Isn't it amazing how when a team is struggling- in baseball- NOTHING goes right. A flair hangs up for a player lumbering (slightly faster than Bengie Molina running downhill) but miraculously still manages to catch-up to the ball before it lands. Yet when a batter is hot that ball not only lands safely it BOINGS on by the fielder for extra bases. (Yes, even Bengie gets another 90 feet.)

Holy Cow!

And when you root for a team like the San Francisco Giants you pay close attention to the pitching, since it's the backbone of the club. While watching the game you can't help but notice how different umpires call balls and strikes. How it's the same strike zone in the rule book but every single umpire has his own interpretation of what he deems to be a strike. And that same umpire can change it batter-to-batter, inning-to-inning, gradually increase the zone as the game dictates or shrink it based on the amount of flak he may be getting from either or both benches. (Depending on their interpretation of the home plate umpire's interpretation of what a STRIKE is.)

Umpires aren't likely to admit this but they all see each pitcher differently. One pitcher is throwing the ball that is easier to read than the other, therefore that pitcher is likely to be the benefactor of more strikes called than the pitcher with the sweeping curve or nasty breaking pitch. In other words, each pitcher is likely to have his own strike zone which is something the catcher must detest. (Seeing as how when he squats down to receive a pitch the umpire sees the ball in a different manner than when he's up to bat.)

When you have a team built around pitching it's tough not to notice this because it's as commonplace as the peanut or hot dog vendor at the ballgame. It's well, in a word, inevitable.

What I have a problem with is this unwritten rule of the umpires. The don't show me up rule. It gives them carte blanche to do whatever the heck they want to do. It turns them into the abusive, power-starved want-to-bes all umpires must feel like since they weren't good enough to make a minor league roster, let alone a major league roster. (I apologize to those few exceptions who did crack a minor league roster.)

In the June 30, 2010 game between the Dodgers and Giants at AT&T, the home plate umpire was Tom Hallion. What is his deal? Does he like to see himself on ESPN's Baseball Tonight?

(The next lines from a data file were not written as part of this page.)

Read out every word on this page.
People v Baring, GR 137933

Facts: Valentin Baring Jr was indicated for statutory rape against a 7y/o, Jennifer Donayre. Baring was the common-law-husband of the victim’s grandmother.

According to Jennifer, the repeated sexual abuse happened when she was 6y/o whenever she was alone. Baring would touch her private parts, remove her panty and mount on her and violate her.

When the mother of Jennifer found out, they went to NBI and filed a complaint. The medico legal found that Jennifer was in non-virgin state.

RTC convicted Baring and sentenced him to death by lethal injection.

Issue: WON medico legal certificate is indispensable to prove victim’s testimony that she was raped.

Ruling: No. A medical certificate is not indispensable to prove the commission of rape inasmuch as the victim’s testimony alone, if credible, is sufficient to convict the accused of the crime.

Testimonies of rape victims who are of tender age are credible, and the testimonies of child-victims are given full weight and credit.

His strike zone is horrendous and his STRIKE THREE call is equally appalling. Just who in the hell does this clown think he is? He called Buster Posey out twice when neither pitch was at knee level. In fact, according to Giants' announcer Jon Miller, most of the strikeouts in the game were on called third strikes. This guy can't wait for ESPN's Baseball Tonight. This clown (peyaso to Gigantes fans) is going out of his way to make someone's highlight reel. And, quite frankly, for all the wrong reasons. Because upon further review you can see just how badly he missed the called third strike.

I know, the Giants are struggling mightily. And due to the fact they don't score many runs things tend to get magnified, but this bunk with the umpires elicits the heckler in me.

As long as the Giants continue to struggle you can expect a narrow-sighted fellow calling balls and strikes. Because that's just the way baseball is allowed to be played by the powers that be.
No fines for the men in blue, only those who make suggestions or remarks regarding those attitudes-in-blue.

In life justice is blind. It is especially short-sighted in baseball.

(Each Giants' game begins with Dave Fleming saying, "Now crack open a Bud, it's game time." But the baseball owners, managers, players and coaches don't believe in Bud Selig.)